Forecasting when, where and in what severity the vector-borne disease will hit a region is quite challenging (we’ve written previously about what makes West Nile virus control so difficult here). The spread of West Nile virus is affected by so many factors — weather, human behavior, the type and number of birds in an area — that Staples said “we can’t predict how many cases we’ll see — we don’t know if it’ll be a bad year or a large year.” That uncertainty is reflected in the caseload numbers reported to CDC as well: Total West Nile virus cases went from more than 9,800 in 2003 to about 1,300 in 2008 to about 5,600 in 2012. But like most public health issues, surveillance is still key. (CDC uses a system known as ArboNET to track West Nile virus.)
“National surveillance efforts are critical to determining where and when outbreaks of mosquito or tick-borne diseases occur,” Staples said in an American Society of Tropical Medicine and Hygiene news release about the new economic burden study. “Being able to react quickly to an outbreak and put in place preventive measures…is essential to limiting both the public health threat and the long-term economic cost of vector-borne infectious diseases.”

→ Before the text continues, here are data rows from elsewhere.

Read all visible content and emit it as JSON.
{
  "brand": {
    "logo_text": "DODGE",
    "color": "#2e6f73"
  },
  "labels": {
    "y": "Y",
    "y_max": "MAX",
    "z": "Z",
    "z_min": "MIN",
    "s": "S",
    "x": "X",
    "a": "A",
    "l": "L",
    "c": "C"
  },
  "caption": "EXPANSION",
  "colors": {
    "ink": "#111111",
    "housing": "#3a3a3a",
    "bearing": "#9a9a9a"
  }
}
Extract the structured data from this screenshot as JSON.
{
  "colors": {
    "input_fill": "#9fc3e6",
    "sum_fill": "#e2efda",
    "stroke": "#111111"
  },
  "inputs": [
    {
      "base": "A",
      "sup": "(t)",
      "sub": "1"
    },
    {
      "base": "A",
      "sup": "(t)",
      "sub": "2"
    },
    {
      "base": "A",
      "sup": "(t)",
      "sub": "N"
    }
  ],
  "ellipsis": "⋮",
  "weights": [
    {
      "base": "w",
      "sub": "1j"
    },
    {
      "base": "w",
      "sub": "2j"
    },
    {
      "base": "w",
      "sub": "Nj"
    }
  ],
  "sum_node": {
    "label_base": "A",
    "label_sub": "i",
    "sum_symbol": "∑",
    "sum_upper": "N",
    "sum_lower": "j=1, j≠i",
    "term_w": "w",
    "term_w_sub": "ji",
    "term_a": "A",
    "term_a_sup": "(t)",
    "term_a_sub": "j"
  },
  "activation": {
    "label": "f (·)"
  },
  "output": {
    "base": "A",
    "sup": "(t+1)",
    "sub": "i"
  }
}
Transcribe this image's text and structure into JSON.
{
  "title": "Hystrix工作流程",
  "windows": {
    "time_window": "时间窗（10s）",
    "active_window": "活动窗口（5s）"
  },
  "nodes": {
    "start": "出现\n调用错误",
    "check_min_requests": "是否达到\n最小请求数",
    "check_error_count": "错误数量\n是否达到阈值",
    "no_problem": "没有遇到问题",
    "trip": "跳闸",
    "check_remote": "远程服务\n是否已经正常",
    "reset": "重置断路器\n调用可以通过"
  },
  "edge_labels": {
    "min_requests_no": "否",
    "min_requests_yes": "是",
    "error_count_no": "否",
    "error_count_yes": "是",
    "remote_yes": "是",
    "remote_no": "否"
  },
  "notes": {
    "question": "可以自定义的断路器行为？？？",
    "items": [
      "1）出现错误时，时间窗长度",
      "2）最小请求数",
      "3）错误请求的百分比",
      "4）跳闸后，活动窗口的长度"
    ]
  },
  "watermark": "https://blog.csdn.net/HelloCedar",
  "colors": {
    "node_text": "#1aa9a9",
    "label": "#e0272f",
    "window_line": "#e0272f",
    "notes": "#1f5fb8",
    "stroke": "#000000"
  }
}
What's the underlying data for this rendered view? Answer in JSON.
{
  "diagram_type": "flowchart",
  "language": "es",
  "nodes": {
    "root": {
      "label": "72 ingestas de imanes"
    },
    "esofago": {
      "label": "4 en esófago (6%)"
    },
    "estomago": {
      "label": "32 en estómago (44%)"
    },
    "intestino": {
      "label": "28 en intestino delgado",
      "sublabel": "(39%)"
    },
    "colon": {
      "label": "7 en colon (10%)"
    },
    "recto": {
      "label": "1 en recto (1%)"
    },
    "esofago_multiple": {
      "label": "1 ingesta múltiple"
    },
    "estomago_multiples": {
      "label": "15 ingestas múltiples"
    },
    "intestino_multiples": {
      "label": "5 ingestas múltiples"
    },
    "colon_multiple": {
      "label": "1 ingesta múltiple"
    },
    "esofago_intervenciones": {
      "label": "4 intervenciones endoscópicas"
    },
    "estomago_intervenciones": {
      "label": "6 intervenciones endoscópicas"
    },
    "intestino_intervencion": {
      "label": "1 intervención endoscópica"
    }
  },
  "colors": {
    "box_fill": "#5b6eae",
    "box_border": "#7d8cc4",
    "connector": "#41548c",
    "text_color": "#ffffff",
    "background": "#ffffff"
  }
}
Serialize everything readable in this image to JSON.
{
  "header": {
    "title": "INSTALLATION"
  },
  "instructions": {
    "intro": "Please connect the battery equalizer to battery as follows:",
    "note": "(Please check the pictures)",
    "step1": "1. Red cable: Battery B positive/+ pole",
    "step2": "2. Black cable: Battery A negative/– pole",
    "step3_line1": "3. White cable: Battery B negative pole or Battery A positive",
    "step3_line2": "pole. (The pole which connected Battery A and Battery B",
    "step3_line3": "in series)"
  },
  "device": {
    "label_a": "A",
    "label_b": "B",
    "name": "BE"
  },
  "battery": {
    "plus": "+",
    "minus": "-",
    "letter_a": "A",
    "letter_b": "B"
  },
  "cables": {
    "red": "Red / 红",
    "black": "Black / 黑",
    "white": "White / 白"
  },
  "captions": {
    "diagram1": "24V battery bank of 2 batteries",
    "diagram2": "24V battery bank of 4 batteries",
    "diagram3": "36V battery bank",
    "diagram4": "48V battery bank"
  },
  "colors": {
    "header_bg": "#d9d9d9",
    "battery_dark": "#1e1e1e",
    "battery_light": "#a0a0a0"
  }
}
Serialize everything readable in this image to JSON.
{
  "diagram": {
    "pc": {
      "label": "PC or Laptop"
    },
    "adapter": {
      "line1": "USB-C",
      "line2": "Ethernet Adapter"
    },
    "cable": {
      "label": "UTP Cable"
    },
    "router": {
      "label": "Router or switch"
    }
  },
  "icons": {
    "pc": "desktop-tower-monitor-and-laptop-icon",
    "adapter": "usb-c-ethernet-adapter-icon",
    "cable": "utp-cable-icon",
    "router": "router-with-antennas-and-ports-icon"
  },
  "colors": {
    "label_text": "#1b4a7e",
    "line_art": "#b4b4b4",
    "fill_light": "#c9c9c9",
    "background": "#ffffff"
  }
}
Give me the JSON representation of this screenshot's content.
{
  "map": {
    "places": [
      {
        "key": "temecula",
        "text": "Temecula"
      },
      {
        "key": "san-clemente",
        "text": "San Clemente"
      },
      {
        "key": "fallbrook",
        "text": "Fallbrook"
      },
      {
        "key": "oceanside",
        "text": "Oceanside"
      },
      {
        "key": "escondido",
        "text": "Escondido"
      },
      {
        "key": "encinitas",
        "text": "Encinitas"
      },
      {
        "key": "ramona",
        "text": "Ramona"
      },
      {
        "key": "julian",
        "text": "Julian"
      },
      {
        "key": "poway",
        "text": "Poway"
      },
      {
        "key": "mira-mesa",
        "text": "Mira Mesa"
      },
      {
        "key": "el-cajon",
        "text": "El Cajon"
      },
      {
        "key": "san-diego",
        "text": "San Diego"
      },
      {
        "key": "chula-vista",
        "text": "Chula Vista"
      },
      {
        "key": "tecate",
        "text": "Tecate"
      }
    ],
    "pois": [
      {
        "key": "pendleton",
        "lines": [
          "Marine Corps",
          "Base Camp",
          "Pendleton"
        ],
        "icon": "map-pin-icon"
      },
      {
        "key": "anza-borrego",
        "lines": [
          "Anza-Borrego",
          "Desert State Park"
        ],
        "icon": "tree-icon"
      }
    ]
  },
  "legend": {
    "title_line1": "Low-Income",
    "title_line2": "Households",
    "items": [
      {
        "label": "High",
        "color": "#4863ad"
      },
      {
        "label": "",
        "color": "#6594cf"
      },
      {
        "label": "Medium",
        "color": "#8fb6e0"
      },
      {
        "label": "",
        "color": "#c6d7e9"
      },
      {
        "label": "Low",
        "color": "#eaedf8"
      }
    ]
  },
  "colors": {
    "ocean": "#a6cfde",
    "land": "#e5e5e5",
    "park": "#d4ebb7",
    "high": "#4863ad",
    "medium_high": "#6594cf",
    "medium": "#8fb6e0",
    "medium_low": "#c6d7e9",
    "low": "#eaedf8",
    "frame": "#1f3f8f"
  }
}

While CDC provides Epidemiology and Laboratory Capacity grants to states to support vector control activities such as surveillance and testing of animal reservoirs, that funding has dramatically decreased from more than $34 million in 2002 to $9.2 million in 2012. In a 2013 survey of health departments conducted by the American Mosquito Control Association, 88 percent of respondents said current funding levels are limiting their ability to deal with diseases such as West Nile virus.
“If you have good surveillance systems in place, you can better know when (a disease) may spill over into humans, and it can help you act more quickly and prevent more cases,” Staples told me. “Staying diligent is the best way to mitigate West Nile virus cases and deaths.”
To access the full West Nile cost burden study, click here.
Kim Krisberg is a freelance public health writer living in Austin, Texas, and has been writing about public health for more than a decade.
Kim, this is an outrageous number! The states need to allocate more funds to help their citizens & there also needs to be quicker response in preventing outbreaks.
I’m impressed the “chronic Lyme” machinery hasn’t expanded into West Nile virus territory: it seems like it would be very fertile ground for a quackery explosion.